Blog

Updates from Maritime Film UK’s Rob White, TV producer, reporter and camera operator with 30 years’ experience at the BBC, Channel 4 and ITN

The Good Ship Shieldhall

SS Shieldhall

Our latest MFUK project – a film about the steam ship Shieldhall. She had a useful career in her first life as a sludge steamer. A what? Well, these serviceable ships had a useful, if not exactly glamorous role: taking sewage from big cities out to sea and dumping it in the deep. Necessary from the late 19th century on as cities in Britain grew apace and there weren’t enough facilities to deal with the, erm, outfall, from that. Not such a bad way to deal with the treated sludge in fact: sea action = oxygen + bacteria + motion – essentially what sewage farms do on land. Anyway, after sterling service for Glasgow and then Southampton, the chain was pulled on Shieldhall and she was about to be scrapped. But she’s of special interest  – why..? Catch our next blog…

Calling M33 crowd-funders!

Katrina Henderson

As well as making the first update on progress on the ship,  Maritime Films UK were asked to make a crowd-funding film, in support of a campaign to raise some £19,000 to help the project. To streamline the process, we did a new edit of our first film, and then filmed ‘Kat’ – Katrina Henderson, the Museum’s Learning and Community Engagement Officer – launching the appeal (picture.) Despite it being a bit nippy, and just half an hour to spare before a key meeting, Kat gave of her best! We cut the film the next day, liaising with Membership and Marketing Assistant Laura Nastase throughout. We had fun (though I think Kat and Laura were glad to get back inside for a warm-up!) Go to the National Museum’s Indiegogo page, or visit www.nmrn.org.uk if you can help with a bit of cash.

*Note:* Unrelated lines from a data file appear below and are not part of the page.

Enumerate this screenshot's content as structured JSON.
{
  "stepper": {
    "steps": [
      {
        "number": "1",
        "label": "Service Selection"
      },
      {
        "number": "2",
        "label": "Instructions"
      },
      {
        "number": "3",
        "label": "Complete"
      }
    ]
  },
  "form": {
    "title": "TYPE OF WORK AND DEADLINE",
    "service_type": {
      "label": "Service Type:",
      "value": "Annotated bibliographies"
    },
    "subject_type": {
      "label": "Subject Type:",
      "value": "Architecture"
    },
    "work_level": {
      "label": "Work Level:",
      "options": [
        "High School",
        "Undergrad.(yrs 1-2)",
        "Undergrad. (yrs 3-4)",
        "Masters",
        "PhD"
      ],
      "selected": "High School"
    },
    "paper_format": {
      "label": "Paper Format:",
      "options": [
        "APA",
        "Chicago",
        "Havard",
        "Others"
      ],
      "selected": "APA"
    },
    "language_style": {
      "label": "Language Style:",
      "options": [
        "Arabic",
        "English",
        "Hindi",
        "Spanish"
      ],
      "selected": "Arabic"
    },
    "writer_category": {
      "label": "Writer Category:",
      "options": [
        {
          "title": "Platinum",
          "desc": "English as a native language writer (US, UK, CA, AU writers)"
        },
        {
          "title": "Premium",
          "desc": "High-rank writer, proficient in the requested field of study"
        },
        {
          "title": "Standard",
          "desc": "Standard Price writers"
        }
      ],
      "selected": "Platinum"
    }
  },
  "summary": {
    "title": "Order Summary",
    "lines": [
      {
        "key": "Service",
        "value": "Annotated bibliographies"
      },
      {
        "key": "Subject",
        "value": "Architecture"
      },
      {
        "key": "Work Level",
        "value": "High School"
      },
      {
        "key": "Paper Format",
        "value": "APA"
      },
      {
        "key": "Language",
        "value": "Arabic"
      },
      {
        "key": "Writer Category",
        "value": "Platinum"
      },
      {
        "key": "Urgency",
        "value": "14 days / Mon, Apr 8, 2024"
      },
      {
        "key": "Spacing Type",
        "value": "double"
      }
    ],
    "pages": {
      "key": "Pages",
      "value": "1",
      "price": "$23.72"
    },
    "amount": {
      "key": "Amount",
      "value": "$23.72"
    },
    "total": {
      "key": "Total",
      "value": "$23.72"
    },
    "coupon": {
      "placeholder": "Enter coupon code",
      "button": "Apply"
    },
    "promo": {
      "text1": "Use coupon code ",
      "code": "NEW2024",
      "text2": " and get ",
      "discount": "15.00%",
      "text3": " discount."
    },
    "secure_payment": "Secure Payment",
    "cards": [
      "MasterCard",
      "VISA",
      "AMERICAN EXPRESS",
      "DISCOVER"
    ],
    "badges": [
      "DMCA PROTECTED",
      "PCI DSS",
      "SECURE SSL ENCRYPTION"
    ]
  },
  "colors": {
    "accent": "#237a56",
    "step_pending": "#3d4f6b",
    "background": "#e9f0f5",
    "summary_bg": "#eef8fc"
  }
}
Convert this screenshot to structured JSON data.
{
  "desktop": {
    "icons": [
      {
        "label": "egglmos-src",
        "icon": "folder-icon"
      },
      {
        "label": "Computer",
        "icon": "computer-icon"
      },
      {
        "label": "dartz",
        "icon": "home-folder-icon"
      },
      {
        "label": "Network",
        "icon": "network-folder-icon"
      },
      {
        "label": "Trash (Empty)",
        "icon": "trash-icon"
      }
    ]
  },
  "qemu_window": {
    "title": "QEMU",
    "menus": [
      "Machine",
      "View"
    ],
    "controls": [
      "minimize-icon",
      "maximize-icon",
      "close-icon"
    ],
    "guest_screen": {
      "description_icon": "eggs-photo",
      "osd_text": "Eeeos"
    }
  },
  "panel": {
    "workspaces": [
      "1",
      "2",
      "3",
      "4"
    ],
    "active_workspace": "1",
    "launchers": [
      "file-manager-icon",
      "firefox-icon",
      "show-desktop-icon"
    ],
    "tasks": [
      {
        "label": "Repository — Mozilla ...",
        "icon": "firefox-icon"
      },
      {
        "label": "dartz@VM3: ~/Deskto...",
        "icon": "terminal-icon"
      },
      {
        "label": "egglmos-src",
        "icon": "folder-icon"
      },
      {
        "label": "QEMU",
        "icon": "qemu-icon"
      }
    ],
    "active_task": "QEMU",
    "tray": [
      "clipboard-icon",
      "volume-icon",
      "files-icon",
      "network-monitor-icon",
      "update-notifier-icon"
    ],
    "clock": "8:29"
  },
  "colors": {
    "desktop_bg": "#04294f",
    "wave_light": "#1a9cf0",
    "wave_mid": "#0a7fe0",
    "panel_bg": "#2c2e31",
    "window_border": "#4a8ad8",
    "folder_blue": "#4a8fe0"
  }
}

Chip, chip, wire brush and chip again

HMS M33 Restoration

As well as the work on the guns – the most dramatic part of the ship – M33 is undergoing a facelift: which means removing years and years of rust and old paint. But – not all of it! Current thinking on preserving old artefacts holds that the process of decay is part of the story (up to the point where the actual object itself is in jeopardy.) So, the team from Ian Clark Restoration are careful not to overdo it, showing how the ship was changed over the years by her life experiences. It’s all the more important to take this careful, custodial approach as so much of what was original in M33 has been removed in the many changes she went through in her career. But she’s still very much the ship she was – and will be, for all to see.

Getting to grips with a gun

HMS M33 Gun

Here’s the aft  6” gun on HMS M33, under refurbishmenta weapon that shelled the Turkish positions in the Dardanelles, in support of British, Australian and New Zealand troops ashore; clinging by their fingernails to narrow beach heads as the brave and determined Turkish army held them off for month after month, with appalling casualties on both sides. M33 is our last living link to that campaign. It was prompted by Turkey’s catastrophic decision to ally herself with Imperial Germany and her war aim of dominating Europe. Real respect grew between the foes at Gallipoli – nonetheless a disaster which hung around Winston Churchill’s neck for many a long year, as First Lord of the Admiralty and main instigator of the campaign. Luckily that didn’t daunt him, or drive him out of politics. Just 25 years later we needed him badly.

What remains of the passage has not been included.